In the Declaration of Independence, three unalienable rights are asserted to all human beings: the right for life, liberty, and the pursuit of happiness. Throughout our lives, we are in a constant state of pursuing happiness. We strive for perfection and create utopias in our minds that will inevitably let us down in comparison to reality. Happiness is dependent upon being in utter control of your own mental state, not relying on others to feel purposeful, and living in the present instead of trying to plan out your entire life.
Your own personal happiness is often thought to be reflective upon your specific life circumstances; this, however, is not the case. According to a study conducted by the University of California, a person’s specific genes and life circumstances only account for 50% of a person’s mental state, indicating that the other 50% of someone’s happiness is completely in control of that individual. The choice to be happy is one that everyone should and is able to make for themselves.
High school and college are critical points in our lives for finding ourselves and figuring out the kinds of people we want to be and the kinds of activities and people with whom we want to surround ourselves. With all this in mind, we begin to find certain things that we truly believe make us happy. They make our lives feel purposeful and whole for the first time. Everything seems perfect; only it is not. Your best friend moves away or your girlfriend breaks your heart and you realize that all of those things that made your life feel meaningful or exciting were based on other people, leaving you seemingly powerless over something as paramount as your own happiness and well-being.
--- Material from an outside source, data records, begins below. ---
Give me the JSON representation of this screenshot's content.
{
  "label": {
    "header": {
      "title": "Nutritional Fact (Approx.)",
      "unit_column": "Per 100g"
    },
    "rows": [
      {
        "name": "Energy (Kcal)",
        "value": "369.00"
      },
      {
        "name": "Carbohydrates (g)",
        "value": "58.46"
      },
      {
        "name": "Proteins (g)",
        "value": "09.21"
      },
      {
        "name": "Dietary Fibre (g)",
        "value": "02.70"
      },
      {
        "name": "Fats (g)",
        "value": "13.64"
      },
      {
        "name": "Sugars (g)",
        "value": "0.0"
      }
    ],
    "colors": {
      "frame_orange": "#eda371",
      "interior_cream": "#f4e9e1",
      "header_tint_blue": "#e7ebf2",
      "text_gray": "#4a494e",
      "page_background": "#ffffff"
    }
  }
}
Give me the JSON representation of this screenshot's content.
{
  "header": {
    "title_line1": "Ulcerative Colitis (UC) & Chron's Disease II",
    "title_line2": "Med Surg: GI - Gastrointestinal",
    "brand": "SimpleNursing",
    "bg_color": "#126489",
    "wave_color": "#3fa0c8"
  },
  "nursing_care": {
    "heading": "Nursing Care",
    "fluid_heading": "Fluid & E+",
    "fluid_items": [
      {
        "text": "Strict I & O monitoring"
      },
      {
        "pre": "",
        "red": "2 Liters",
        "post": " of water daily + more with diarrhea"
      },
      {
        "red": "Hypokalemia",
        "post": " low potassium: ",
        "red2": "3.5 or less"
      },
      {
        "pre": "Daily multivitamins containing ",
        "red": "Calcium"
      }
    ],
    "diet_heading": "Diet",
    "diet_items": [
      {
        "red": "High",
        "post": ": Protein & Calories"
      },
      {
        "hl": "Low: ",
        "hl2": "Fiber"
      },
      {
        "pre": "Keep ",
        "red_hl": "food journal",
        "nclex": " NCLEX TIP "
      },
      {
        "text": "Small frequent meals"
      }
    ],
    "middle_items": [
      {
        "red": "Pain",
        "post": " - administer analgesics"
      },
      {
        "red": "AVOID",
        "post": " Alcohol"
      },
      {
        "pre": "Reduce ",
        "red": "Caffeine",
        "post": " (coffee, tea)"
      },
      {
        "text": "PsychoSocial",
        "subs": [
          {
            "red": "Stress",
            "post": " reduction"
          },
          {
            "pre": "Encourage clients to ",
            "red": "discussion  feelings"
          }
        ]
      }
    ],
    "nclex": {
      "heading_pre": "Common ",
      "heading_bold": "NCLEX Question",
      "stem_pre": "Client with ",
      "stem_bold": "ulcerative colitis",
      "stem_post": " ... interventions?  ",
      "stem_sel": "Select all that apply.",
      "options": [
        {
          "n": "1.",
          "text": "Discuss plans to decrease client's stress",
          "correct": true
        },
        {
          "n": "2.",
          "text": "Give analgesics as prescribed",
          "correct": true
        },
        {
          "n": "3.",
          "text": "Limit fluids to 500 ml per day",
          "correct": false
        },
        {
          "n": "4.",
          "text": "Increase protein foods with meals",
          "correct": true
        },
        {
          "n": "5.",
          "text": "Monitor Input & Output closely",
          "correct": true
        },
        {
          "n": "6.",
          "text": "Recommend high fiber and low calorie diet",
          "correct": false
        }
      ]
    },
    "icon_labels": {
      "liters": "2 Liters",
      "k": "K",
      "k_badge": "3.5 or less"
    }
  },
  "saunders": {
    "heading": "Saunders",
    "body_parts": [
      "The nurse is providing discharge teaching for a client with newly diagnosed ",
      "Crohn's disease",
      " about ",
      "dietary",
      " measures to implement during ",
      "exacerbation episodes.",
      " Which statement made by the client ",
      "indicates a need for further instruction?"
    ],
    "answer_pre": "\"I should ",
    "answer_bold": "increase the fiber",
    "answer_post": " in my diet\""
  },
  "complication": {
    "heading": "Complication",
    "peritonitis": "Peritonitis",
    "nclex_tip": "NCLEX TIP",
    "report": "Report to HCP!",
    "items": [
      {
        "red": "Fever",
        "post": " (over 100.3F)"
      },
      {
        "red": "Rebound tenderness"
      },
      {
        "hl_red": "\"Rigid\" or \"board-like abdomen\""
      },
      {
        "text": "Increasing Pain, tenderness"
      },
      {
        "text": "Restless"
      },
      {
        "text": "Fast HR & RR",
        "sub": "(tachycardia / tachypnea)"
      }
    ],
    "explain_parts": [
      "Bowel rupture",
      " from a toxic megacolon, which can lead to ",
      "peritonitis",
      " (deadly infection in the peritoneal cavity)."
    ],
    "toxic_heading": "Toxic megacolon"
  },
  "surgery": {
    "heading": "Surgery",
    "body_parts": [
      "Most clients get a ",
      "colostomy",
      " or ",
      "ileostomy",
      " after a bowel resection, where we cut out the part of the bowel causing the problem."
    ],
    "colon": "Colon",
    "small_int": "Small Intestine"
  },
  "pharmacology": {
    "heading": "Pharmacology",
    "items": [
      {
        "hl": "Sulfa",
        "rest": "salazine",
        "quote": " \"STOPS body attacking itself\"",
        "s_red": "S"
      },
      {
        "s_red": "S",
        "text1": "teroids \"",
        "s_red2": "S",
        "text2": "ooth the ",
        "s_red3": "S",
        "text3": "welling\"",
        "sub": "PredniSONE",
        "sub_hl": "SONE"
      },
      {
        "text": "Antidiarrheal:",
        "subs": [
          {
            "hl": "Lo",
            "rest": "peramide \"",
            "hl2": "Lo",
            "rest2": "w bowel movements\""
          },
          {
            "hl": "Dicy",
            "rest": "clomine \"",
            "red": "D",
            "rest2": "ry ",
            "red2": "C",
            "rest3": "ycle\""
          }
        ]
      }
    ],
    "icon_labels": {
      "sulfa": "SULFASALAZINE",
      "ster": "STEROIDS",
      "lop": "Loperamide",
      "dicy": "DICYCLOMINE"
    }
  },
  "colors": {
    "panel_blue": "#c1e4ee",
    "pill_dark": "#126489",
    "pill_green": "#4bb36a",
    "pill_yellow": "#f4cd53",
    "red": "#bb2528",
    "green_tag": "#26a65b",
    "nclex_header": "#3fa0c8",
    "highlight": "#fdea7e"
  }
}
By saying, or even thinking, things as ostensibly sweet and innocent as, “He is the reason I am happy,” you are effectively giving someone else the power to dictate your happiness, which no one else should be able to control. It is one thing to feel happiness around certain people, but it is completely different to depend on someone to make you happy. Often, we are faced with the fact that the only things keeping us happy are temporary.
“I feel good about myself when…people are making me feel good about myself, or when I’m getting positive attention, ” said a sophomore girl at All Saints’. “But as soon as those moments fade, my confidence goes away along with them.”
It can be easy to create a version of yourself within someone else and ultimately, who you are around that person overpowers your own identity. Because of the evanescent nature of people and stages in our lives, eventually you will be left wondering who you are outside of your friendship or your relationship, making it hard to see yourself as an individual.
Most importantly, we cannot diminish our individuality just because it is easy to define ourselves based on someone else. The only way to ever truly obtain happiness is to find within yourself the distinction between surrounding yourself with happy, positive people, and letting your happiness be determined by said people.
As students of a college preparatory school, it is easy to become engrossed with the stress of our futures: Where we will go to college? What will our major will be? How will we be able to manage our heavy course load, designed to get us into these colleges? This is not to say that being prudent is in any way not valuable, but there is a cardinal difference between planning ahead and letting your future dictate your whole life.
As Mark Schwahn wrote,“It’s the oldest story in the world. One day you’re seventeen and planning for someday. And then quietly and without you ever really noticing, someday is today. And that someday is yesterday. And this is your life.”
We get so caught up in comparing ourselves to others and envisioning our own idea of what we want our lives to look like that we lose sight of all the beauty and joy in our own lives, causing us to forget to enjoy our fleeting youth.